Sam’s Club, under Brian Cornell, might say to the oncoming and capable Ms. Brewer, “I beg your pardon, you may not recognize me. I’ve changed a lot under Mr. Cornell.”

Nonetheless, we say to Sam’s Club, those improvements still haven’t let you match the skills and results that are driving Costco with its established and enlarging customer base.

So the challenge for Rosalind Brewer will be to enhance Sam’s appeal to a broader base. We shall watch to see how Ms. Brewer can lead and navigate the sizable U.S. Sam’s Club in today’s challenging warehouse club waters.

Gordon Arnold
10 years 4 months ago

There is nothing good about losing a star quarterback. Had they hired someone with coaching skills and game-day savvy, there would be far less concern for the transition.

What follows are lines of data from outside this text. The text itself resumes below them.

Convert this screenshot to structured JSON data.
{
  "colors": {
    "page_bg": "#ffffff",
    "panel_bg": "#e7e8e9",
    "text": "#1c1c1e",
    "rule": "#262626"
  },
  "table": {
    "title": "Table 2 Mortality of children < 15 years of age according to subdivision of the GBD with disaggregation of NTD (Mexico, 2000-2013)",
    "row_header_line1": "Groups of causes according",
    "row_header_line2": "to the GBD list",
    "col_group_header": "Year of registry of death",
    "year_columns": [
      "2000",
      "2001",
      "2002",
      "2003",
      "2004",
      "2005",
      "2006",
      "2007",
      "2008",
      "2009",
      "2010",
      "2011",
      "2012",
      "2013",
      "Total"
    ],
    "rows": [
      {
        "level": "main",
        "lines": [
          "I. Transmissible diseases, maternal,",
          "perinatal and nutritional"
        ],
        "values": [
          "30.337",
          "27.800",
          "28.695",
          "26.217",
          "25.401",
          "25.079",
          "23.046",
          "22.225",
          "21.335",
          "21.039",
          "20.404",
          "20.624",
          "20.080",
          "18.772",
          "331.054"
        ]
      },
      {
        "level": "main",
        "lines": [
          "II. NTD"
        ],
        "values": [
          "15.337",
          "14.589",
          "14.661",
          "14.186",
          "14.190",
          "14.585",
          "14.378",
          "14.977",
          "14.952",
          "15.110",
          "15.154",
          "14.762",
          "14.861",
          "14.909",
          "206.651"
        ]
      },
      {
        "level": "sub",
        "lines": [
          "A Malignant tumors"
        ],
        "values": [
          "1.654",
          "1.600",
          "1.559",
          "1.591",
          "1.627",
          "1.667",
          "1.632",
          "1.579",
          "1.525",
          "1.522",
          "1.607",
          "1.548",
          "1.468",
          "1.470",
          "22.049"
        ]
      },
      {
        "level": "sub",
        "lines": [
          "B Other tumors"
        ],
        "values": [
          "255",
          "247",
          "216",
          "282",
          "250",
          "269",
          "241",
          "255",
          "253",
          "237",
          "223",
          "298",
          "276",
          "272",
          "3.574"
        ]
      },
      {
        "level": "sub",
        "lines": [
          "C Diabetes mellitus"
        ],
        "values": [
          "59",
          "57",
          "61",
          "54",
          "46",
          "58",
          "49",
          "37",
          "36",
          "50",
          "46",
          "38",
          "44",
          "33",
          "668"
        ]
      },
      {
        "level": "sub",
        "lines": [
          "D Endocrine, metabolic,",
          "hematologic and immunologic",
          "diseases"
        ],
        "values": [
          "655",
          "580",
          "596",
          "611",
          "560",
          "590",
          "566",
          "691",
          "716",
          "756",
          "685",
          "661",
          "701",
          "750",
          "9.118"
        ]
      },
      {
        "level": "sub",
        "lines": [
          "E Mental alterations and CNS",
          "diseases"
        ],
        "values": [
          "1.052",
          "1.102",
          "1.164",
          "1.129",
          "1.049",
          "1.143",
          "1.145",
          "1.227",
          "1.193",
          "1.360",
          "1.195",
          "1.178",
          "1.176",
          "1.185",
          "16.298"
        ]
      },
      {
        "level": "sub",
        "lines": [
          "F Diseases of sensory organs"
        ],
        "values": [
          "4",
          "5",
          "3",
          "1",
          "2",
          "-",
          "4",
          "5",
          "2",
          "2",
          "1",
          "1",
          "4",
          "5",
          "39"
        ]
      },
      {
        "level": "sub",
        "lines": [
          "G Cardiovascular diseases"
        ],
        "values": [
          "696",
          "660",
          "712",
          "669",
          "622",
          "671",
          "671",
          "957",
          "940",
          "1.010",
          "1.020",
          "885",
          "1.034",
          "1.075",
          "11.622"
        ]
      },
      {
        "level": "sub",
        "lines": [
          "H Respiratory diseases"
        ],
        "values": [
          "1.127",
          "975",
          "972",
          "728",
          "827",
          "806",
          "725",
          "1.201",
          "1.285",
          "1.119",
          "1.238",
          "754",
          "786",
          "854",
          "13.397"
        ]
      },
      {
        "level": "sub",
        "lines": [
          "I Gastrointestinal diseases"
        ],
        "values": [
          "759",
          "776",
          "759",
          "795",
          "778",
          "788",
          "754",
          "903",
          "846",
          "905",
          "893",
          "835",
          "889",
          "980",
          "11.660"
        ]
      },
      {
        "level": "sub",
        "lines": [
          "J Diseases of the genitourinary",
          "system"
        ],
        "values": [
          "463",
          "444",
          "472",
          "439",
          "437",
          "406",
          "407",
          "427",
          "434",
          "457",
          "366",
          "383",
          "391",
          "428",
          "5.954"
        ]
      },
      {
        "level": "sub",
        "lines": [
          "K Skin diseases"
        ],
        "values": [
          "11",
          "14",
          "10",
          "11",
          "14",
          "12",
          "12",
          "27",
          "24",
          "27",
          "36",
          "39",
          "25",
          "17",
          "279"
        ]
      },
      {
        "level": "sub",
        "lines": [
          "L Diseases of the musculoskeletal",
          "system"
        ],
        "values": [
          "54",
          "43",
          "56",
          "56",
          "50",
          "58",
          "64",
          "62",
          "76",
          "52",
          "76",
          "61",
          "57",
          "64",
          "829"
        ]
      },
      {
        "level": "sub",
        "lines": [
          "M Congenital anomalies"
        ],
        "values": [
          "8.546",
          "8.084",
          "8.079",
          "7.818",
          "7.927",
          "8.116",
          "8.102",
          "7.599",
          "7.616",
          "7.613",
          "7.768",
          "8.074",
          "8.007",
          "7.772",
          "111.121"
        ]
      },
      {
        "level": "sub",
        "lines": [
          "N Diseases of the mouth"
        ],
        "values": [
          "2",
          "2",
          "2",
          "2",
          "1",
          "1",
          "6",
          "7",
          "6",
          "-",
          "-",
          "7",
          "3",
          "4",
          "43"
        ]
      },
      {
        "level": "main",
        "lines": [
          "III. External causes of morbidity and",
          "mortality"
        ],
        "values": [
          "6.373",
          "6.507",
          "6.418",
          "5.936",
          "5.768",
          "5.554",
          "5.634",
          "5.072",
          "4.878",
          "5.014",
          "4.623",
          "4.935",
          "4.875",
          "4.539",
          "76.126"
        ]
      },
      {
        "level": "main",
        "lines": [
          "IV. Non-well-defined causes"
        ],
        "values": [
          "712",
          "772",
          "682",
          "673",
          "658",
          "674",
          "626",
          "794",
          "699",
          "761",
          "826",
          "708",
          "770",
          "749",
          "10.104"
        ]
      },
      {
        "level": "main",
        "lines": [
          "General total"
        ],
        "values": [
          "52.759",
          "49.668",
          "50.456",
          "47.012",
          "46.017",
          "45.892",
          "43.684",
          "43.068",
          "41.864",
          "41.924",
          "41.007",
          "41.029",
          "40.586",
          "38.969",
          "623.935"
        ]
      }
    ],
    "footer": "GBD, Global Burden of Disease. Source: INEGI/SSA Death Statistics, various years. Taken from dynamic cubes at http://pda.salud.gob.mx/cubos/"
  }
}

One exciting aspect of this necessary change is that it offers a lot of options. Exploring how SAMS could be used as a platform to take on internet discounters more successfully is a needed visit that will pay big if operated by those in the know.

Kai Clarke
10 years 4 months ago

Bad news. Anytime a key executive would rather be somewhere else, strictly because of location, indicates poor organizational behavior. This is especially true among talented, successful leaders. Sam’s Club should be doing whatever is necessary to ensure that their executives stay in-place and continue to lead their company to success.